The figure forms part of NFU Mutual’s annual rural crime report, published this week, which revealed that despite the county seeing a seven per cent drop overall last year, the cost of rural theft has risen sharply in the first half of 2017.
According to the NFU, early theft claims statistics for the first half of this year show a sharp rise of more than 20 per cent nationally, raising concerns that a new wave of rural crime is hitting the countryside.
The items most commonly targeted by thieves across Cambridgeshire over the last 12 months were oil and diesel, tools and machinery.
James Skelton, NFU Mutual senior agent in Cambridgeshire, said: “Although the figures for rural crime in Cambridgeshire are down, countryside criminals continue to become more brazen and farmers are now having to continually increase security and adopt new ways of protecting their equipment.
“In some parts of the county, farmers have to turn their farmyards into fortresses to protect themselves from repeated thieves who are targeting quads, tractors and power tools. They are using tracking devices on tractors, video and infra-red surveillance in their farm yards and even DNA markers to protect sheep from rustlers.”
The report recorded the cost of crime in Cambridgeshire as £1,609,305 in 2016, compared to £1,732,174 a year previously.
The report reveals that being ‘staked out’ is the biggest worry for people in rural areas, followed closely by longer police response times in rural areas, according to the insurer. Criminals continue to target Land Rover Defenders, quad bikes, tractors, tools and livestock despite increased security on farms.

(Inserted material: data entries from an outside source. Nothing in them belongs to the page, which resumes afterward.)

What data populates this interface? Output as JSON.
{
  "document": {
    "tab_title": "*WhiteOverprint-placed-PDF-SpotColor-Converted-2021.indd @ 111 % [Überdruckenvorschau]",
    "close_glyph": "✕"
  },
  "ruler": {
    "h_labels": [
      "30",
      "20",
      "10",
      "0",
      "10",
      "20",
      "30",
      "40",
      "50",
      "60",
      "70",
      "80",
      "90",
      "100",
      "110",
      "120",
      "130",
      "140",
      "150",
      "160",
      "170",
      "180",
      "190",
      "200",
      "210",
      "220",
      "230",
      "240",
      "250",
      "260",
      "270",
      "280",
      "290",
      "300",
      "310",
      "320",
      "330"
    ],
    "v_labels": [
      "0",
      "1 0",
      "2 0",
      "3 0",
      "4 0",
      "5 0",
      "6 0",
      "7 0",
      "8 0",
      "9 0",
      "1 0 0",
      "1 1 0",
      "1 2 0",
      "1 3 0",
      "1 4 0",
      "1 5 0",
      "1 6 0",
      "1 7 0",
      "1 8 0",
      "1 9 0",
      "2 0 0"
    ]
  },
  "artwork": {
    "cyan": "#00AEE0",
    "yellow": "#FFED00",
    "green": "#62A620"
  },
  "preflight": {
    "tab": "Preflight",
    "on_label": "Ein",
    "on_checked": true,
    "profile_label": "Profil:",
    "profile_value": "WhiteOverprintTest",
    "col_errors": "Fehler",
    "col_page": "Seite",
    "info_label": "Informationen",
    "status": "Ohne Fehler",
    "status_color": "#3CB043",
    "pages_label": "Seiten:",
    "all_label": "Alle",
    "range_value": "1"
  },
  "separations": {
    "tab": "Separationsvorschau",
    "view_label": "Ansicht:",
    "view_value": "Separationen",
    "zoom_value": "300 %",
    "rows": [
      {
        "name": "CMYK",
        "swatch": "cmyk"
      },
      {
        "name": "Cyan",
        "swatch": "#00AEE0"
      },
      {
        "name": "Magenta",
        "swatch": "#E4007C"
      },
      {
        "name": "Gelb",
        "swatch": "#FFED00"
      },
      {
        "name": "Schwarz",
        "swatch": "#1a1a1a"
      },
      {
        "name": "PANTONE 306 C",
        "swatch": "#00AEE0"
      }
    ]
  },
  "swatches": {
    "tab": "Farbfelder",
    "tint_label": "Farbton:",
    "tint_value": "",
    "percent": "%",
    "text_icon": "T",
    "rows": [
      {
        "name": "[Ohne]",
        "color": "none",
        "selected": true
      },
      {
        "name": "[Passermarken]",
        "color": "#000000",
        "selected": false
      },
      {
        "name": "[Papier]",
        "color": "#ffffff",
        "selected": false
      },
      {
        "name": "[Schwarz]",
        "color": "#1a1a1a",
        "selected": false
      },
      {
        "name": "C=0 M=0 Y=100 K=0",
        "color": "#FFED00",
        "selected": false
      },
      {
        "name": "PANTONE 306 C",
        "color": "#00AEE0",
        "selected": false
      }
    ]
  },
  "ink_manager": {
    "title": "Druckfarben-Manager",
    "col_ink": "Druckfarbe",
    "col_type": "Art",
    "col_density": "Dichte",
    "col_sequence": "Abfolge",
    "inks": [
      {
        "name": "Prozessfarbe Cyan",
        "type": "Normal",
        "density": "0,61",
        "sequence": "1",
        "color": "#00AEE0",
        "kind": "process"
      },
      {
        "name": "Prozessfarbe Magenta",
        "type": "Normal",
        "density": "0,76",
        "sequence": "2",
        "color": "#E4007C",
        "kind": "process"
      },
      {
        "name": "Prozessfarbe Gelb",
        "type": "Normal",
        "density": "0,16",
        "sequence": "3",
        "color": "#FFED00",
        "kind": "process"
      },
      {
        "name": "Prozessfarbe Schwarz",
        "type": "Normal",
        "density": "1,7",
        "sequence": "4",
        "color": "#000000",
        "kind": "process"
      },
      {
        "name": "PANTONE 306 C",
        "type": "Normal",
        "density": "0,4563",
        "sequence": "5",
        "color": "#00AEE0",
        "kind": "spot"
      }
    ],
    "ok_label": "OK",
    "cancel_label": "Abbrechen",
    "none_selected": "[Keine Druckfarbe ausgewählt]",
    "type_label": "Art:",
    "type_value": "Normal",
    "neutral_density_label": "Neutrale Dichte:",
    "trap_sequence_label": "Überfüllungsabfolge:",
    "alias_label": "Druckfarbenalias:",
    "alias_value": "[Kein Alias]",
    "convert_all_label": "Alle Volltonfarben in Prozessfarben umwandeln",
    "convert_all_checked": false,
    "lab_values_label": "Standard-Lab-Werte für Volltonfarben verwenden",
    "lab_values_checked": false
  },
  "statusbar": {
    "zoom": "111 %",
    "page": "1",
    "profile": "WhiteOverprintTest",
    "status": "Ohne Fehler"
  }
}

Mr Skelton added: “The threat of becoming a victim of rural crime, and regular reports of suspicious characters watching farms is causing high levels of anxiety amongst farmers who know their rural location makes them vulnerable to attacks.

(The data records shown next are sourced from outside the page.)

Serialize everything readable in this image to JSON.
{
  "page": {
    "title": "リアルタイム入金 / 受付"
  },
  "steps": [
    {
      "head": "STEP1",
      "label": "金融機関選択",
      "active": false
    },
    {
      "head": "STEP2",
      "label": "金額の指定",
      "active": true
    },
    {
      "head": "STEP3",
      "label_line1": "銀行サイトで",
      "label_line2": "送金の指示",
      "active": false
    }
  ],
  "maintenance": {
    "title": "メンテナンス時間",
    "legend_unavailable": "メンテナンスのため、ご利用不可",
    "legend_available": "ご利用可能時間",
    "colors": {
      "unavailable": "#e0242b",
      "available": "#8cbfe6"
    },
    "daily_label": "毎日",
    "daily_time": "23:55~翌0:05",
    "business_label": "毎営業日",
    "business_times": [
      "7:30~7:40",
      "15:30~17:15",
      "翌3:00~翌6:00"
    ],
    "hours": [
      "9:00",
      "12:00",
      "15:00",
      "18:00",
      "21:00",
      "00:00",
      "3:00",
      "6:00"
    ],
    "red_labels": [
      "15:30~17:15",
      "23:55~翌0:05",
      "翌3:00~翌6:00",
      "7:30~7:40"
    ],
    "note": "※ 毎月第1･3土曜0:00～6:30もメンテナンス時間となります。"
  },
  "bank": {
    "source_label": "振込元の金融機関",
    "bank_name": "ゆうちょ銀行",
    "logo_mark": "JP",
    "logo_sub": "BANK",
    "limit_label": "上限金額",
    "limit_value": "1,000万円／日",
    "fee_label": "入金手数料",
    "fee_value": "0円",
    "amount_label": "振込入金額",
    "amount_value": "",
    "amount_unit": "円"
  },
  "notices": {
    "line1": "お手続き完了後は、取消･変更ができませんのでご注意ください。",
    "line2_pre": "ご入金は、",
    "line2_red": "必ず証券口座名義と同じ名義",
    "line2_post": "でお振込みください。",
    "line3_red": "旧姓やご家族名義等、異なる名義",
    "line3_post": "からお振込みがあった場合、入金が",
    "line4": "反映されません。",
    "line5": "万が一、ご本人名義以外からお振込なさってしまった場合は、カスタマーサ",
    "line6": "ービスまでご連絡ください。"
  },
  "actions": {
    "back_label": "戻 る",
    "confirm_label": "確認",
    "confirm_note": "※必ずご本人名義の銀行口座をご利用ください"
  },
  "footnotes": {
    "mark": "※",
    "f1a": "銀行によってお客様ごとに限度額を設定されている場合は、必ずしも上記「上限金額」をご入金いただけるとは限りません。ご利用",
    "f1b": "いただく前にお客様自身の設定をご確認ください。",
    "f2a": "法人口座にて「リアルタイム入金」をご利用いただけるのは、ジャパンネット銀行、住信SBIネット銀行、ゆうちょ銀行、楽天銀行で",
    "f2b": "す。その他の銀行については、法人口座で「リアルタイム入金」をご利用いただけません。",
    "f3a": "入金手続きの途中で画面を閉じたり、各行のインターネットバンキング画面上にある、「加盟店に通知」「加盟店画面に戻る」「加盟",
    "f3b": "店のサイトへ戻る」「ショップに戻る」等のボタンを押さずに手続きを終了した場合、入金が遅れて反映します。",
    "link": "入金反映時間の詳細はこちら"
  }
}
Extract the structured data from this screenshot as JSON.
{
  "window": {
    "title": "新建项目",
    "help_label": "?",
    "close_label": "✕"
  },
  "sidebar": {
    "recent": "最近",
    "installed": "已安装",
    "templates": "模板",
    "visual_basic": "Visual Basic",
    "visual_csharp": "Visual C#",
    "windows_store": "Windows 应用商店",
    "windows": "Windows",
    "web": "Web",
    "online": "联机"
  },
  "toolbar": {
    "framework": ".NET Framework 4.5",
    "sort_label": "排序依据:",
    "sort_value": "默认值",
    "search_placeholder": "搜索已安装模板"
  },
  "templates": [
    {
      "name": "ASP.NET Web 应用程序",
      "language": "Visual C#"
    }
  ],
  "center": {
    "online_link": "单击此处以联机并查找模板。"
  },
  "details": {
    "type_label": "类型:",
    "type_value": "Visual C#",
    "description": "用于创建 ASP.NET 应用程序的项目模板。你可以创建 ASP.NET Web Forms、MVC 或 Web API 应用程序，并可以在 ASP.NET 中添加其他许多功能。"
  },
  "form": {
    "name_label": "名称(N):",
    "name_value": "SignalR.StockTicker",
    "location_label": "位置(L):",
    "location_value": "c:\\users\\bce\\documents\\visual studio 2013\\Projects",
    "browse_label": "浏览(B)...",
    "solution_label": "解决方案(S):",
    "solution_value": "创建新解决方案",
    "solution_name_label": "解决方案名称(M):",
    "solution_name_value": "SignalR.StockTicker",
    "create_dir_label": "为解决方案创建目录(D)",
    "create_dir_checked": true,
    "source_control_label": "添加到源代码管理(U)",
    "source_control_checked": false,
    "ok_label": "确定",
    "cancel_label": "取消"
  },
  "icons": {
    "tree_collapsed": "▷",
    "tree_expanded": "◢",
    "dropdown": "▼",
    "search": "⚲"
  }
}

“Our advice to people living and working in the countryside is to regularly evaluate your current security measures making improvements where necessary, remain vigilant and report any suspicious activity to the local police and local farm watch schemes.”
Chief Inspector James Sutherland said: “We’re pleased to see the cost of rural crime in Cambridgeshire has decreased by seven per cent. Cambridgeshire is one of the biggest rural areas in the country and we recognise the importance of tackling rural crime and reducing the financial costs associated with it.
“Last year we reformed the Rural Crime Action Team and since then there has been an increase (27 per cent) in the number of crimes reported to us which shows the confidence people have in reporting incidents to us.
“The team are dedicated to combating hare coursing and poaching, as well as using specialist knowledge to deal with other aspects of rural crime including plant/tractor theft, arson, wildlife crime and illegal raves.”